Traditional Chinese medicine Lingguizhugan decoction ameliorate HFD-induced hepatic-lipid deposition in mice by inhibiting STING-mediated inflammation in macrophages.

Background: Stimulator of IFN genes (STING) is highly expressed in the livers of non-alcoholic fatty liver disease (NAFLD) patients and high fat diet (HFD) induced NAFLD mice model. The STING signaling-mediated inflammation has been shown to play a critical role in metabolic disorders. Lingguizhugan decoction (LGZG), a Traditional Chinese herbal decoction, has been applied to treat metabolic disorders for many years. However, whether LGZG can alleviate the progression of NAFLD through inhibiting inflammation remains unclear. This study was to determine the role of STING-mediated inflammation in the HFD-induced hepatic-lipid deposition treated with LGZG.

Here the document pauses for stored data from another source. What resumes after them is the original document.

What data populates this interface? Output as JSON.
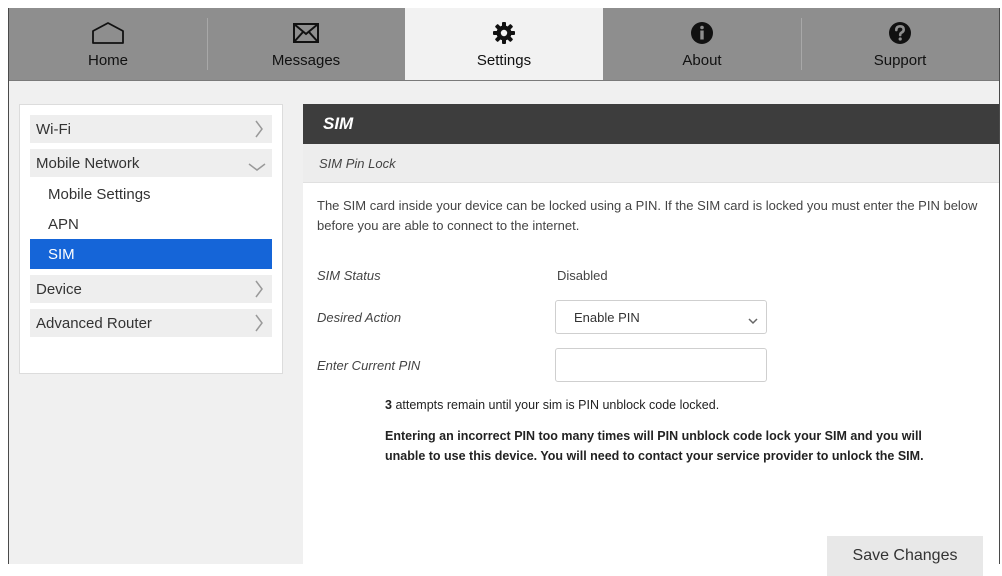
{
  "nav": {
    "tabs": [
      {
        "label": "Home",
        "icon": "home-icon"
      },
      {
        "label": "Messages",
        "icon": "envelope-icon"
      },
      {
        "label": "Settings",
        "icon": "gear-icon"
      },
      {
        "label": "About",
        "icon": "info-icon"
      },
      {
        "label": "Support",
        "icon": "question-icon"
      }
    ],
    "active": "Settings"
  },
  "sidebar": {
    "items": [
      {
        "label": "Wi-Fi",
        "icon": "chevron-right-icon"
      },
      {
        "label": "Mobile Network",
        "icon": "chevron-down-icon",
        "children": [
          "Mobile Settings",
          "APN",
          "SIM"
        ]
      },
      {
        "label": "Device",
        "icon": "chevron-right-icon"
      },
      {
        "label": "Advanced Router",
        "icon": "chevron-right-icon"
      }
    ],
    "active_child": "SIM"
  },
  "panel": {
    "title": "SIM",
    "section": "SIM Pin Lock",
    "description": "The SIM card inside your device can be locked using a PIN. If the SIM card is locked you must enter the PIN below before you are able to connect to the internet.",
    "sim_status_label": "SIM Status",
    "sim_status_value": "Disabled",
    "desired_action_label": "Desired Action",
    "desired_action_value": "Enable PIN",
    "current_pin_label": "Enter Current PIN",
    "current_pin_value": "",
    "attempts_count": "3",
    "attempts_text": "attempts remain until your sim is PIN unblock code locked.",
    "warning": "Entering an incorrect PIN too many times will PIN unblock code lock your SIM and you will unable to use this device. You will need to contact your service provider to unlock the SIM.",
    "save_label": "Save Changes"
  },
  "colors": {
    "nav_bg": "#8e8e8e",
    "active_tab_bg": "#f2f2f2",
    "header_bg": "#3d3d3d",
    "selected_item": "#1565d8"
  }
}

Methods: The anti-inflammatory and anti-steatotic effects of LGZG in vivo were detected by H&E staining, immunofluorescence and immuno-chemistry. Mice bone-marrow-derived macrophages (BMDMs) and primary liver macrophages were treated with STING-specific agonist (DMXAA), LGZG and its critical components respectively. The treated culture supernatant of BMDMs and primary liver macrophages from each group was co-cultured with palmitic acid-treated mouse primary hepatocytes or mouse liver cell line AML-12 respectively to detect whether the activation of STING-mediated pathway is involved in the anti-steatotic effect of LGZG. The hepatocyte lipid deposition in vivo and in vitro were detected by oil red staining. Mitochondrial DNA release of mouse liver extracts were detected by real time PCR. The expression of proteins and inflammatory cytokines related to STING-TBK1-NF-κB pathway was detected by western blotting and ELISA.

Results: LGZG significantly ameliorated HFD induced hepatic steatosis, oxidative stress, hepatic mitochondrial damage and mitochondrial DNA release, which was correlated with reduction of the expression level of STING as well as the infiltration of STING-positive macrophages in the livers of HFD fed mice. The critical components of LGZG directly inhibited the activation of STING-TBK1-NF-κB pathway in liver macrophages induced by DMXAA, LPS, thereby reducing the release of IFNβ and TNFα. Co-incubating the culture supernatant of LGZG treated liver macrophages and PA-stimulated hepatocytes significantly inhibited the PA-induced lipid deposition.

Conclusion: This study demonstrates that LGZG can ameliorate HFD-induced hepatic-lipid deposition through inhibiting STING-TBK1-NF-κB pathway in liver macrophages, which provides novel insight for elucidating the molecular mechanism of LGZG alleviating HFD induced hepatic steatosis.